If you are early, this is the clearest place to invest. Define your ideal customer profile tightly. Win them. Make them successful. Let them carry your story.

7) AI’s near term job is to remove drudgery and surface judgement moments

It is tempting to imagine robots laying bricks and autonomous cranes. Reality is less cinematic and more valuable. The construction tasks that will change first are the administrative and co-ordination tasks that eat time and create delays.

Practical applications are already paying off. Routing field techs more intelligently. Auto assembling compliance records from captured events. Turning unstructured site updates into structured progress data. Suggesting schedule changes when weather, materials, or subcontractor capacity shifts. Summarising job risk by exception so leaders focus attention where it matters. Think of AI as a way to compress the distance between what happened and what you should do next.

8) Profitability is a data problem dressed up as a delivery problem

Australia’s building sector has seen too many collapses in recent years. Cash flow risk and thin margin are chronic. Technology cannot fix macroeconomics, but it can arm leaders with timely, decision-grade data. That starts with job-level truth. Are we on plan. Where are we slipping. Which subcontractors consistently deliver to spec and schedule. Which scopes hide change order risk. You cannot manage what you cannot see. A live operating system makes profitability manageable instead of mysterious.
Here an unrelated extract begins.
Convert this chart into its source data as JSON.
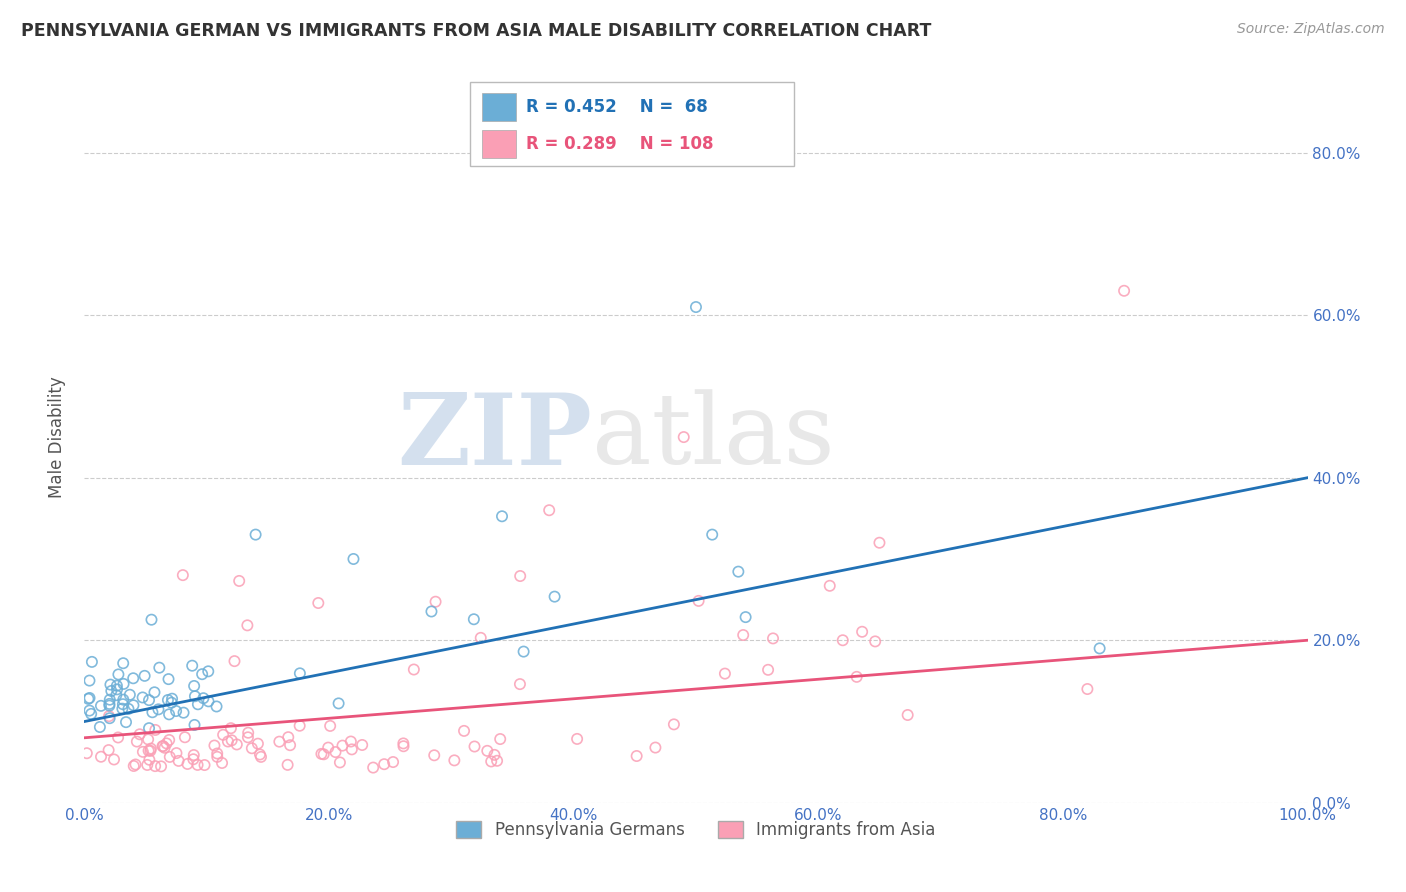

9) Talent still decides the outcome

Jordan returns repeatedly to the theme of people. Cross-functional talent with domain depth and product judgement. Partners who tell you the truth, not what you want to hear. Early team members who wear multiple hats and learn fast. Technology amplifies good teams. It does not replace them. If you are scaling, treat team design with the same rigour as product design.
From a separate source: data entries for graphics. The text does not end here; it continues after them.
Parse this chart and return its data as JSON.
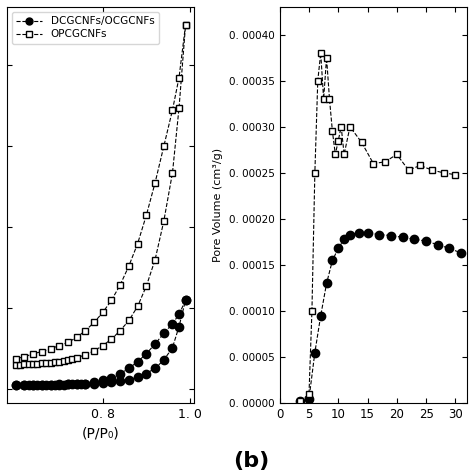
{
  "left_plot": {
    "xlabel": "(P/P₀)",
    "xlim": [
      0.58,
      1.01
    ],
    "xticks": [
      0.8,
      1.0
    ],
    "xtick_labels": [
      "0. 8",
      "1. 0"
    ],
    "legend": [
      "DCGCNFs/OCGCNFs",
      "OPCGCNFs"
    ],
    "filled_circle_adsorption": [
      0.6,
      0.62,
      0.63,
      0.64,
      0.65,
      0.66,
      0.67,
      0.68,
      0.69,
      0.7,
      0.71,
      0.72,
      0.73,
      0.74,
      0.75,
      0.76,
      0.78,
      0.8,
      0.82,
      0.84,
      0.86,
      0.88,
      0.9,
      0.92,
      0.94,
      0.96,
      0.975,
      0.99
    ],
    "filled_circle_ads_y": [
      10,
      10,
      10,
      10,
      10,
      11,
      11,
      11,
      11,
      11,
      11,
      12,
      12,
      12,
      12,
      13,
      14,
      15,
      17,
      20,
      24,
      30,
      39,
      52,
      72,
      103,
      155,
      220
    ],
    "filled_circle_desorption": [
      0.99,
      0.975,
      0.96,
      0.94,
      0.92,
      0.9,
      0.88,
      0.86,
      0.84,
      0.82,
      0.8,
      0.78,
      0.76,
      0.74,
      0.72,
      0.7,
      0.68,
      0.66,
      0.64,
      0.62,
      0.6
    ],
    "filled_circle_des_y": [
      220,
      185,
      162,
      138,
      112,
      88,
      68,
      52,
      39,
      29,
      22,
      17,
      14,
      13,
      12,
      12,
      11,
      11,
      11,
      10,
      10
    ],
    "open_square_adsorption": [
      0.6,
      0.61,
      0.62,
      0.63,
      0.64,
      0.65,
      0.66,
      0.67,
      0.68,
      0.69,
      0.7,
      0.71,
      0.72,
      0.73,
      0.74,
      0.76,
      0.78,
      0.8,
      0.82,
      0.84,
      0.86,
      0.88,
      0.9,
      0.92,
      0.94,
      0.96,
      0.975,
      0.99
    ],
    "open_square_ads_y": [
      60,
      61,
      62,
      62,
      63,
      63,
      64,
      65,
      66,
      67,
      68,
      70,
      72,
      75,
      78,
      85,
      95,
      108,
      124,
      145,
      170,
      205,
      255,
      320,
      415,
      535,
      695,
      900
    ],
    "open_square_desorption": [
      0.99,
      0.975,
      0.96,
      0.94,
      0.92,
      0.9,
      0.88,
      0.86,
      0.84,
      0.82,
      0.8,
      0.78,
      0.76,
      0.74,
      0.72,
      0.7,
      0.68,
      0.66,
      0.64,
      0.62,
      0.6
    ],
    "open_square_des_y": [
      900,
      770,
      690,
      600,
      510,
      430,
      360,
      305,
      258,
      220,
      190,
      165,
      145,
      128,
      116,
      108,
      100,
      93,
      88,
      80,
      76
    ]
  },
  "right_plot": {
    "ylabel": "Pore Volume (cm³/g)",
    "xlim": [
      1,
      32
    ],
    "ylim": [
      0,
      0.00043
    ],
    "yticks": [
      0.0,
      5e-05,
      0.0001,
      0.00015,
      0.0002,
      0.00025,
      0.0003,
      0.00035,
      0.0004
    ],
    "ytick_labels": [
      "0. 00000",
      "0. 00005",
      "0. 00010",
      "0. 00015",
      "0. 00020",
      "0. 00025",
      "0. 00030",
      "0. 00035",
      "0. 00040"
    ],
    "xticks": [
      0,
      5,
      10,
      15,
      20,
      25,
      30
    ],
    "label_b": "(b)",
    "filled_x": [
      3.5,
      5.0,
      6.0,
      7.0,
      8.0,
      9.0,
      10.0,
      11.0,
      12.0,
      13.5,
      15.0,
      17.0,
      19.0,
      21.0,
      23.0,
      25.0,
      27.0,
      29.0,
      31.0
    ],
    "filled_y": [
      2e-06,
      5e-06,
      5.5e-05,
      9.5e-05,
      0.00013,
      0.000155,
      0.000168,
      0.000178,
      0.000183,
      0.000185,
      0.000185,
      0.000183,
      0.000182,
      0.00018,
      0.000178,
      0.000176,
      0.000172,
      0.000168,
      0.000163
    ],
    "open_x": [
      3.5,
      5.0,
      5.5,
      6.0,
      6.5,
      7.0,
      7.5,
      8.0,
      8.5,
      9.0,
      9.5,
      10.0,
      10.5,
      11.0,
      12.0,
      14.0,
      16.0,
      18.0,
      20.0,
      22.0,
      24.0,
      26.0,
      28.0,
      30.0
    ],
    "open_y": [
      2e-06,
      1e-05,
      0.0001,
      0.00025,
      0.00035,
      0.00038,
      0.00033,
      0.000375,
      0.00033,
      0.000295,
      0.00027,
      0.000285,
      0.0003,
      0.00027,
      0.0003,
      0.000283,
      0.00026,
      0.000262,
      0.00027,
      0.000253,
      0.000258,
      0.000253,
      0.00025,
      0.000248
    ]
  }
}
How to Apply These Lessons Beyond Construction

  • Map your co-ordination tax. List every tool and hand-off in your core workflow. Consolidate or connect until information flows without manual rework.
  • Validate under load. Choose a roll-out window that reflects peak stress and measure time saved, errors avoided, and jobs per person before and after.
  • Replace late spreadsheets with live context. If data is still batch updated, you have not solved the problem yet.
  • Sell by discovery. Anchor demos in specific pains and define two to three early wins that a frontline user will feel within the first weeks.
  • Instrument profitability. Push for job-level dashboards that surface variance early and connect operational events to financial consequences.
  • Deploy AI where it removes toil or accelerates judgement. Start with routing, summarisation, compliance packaging, and exception detection.

The big takeaway. Whether you are pouring slabs or shipping sprints, the work is the work. Centralise truth, test under pressure, invest in adoption, and free people to do their best work. The gains compound faster than you think.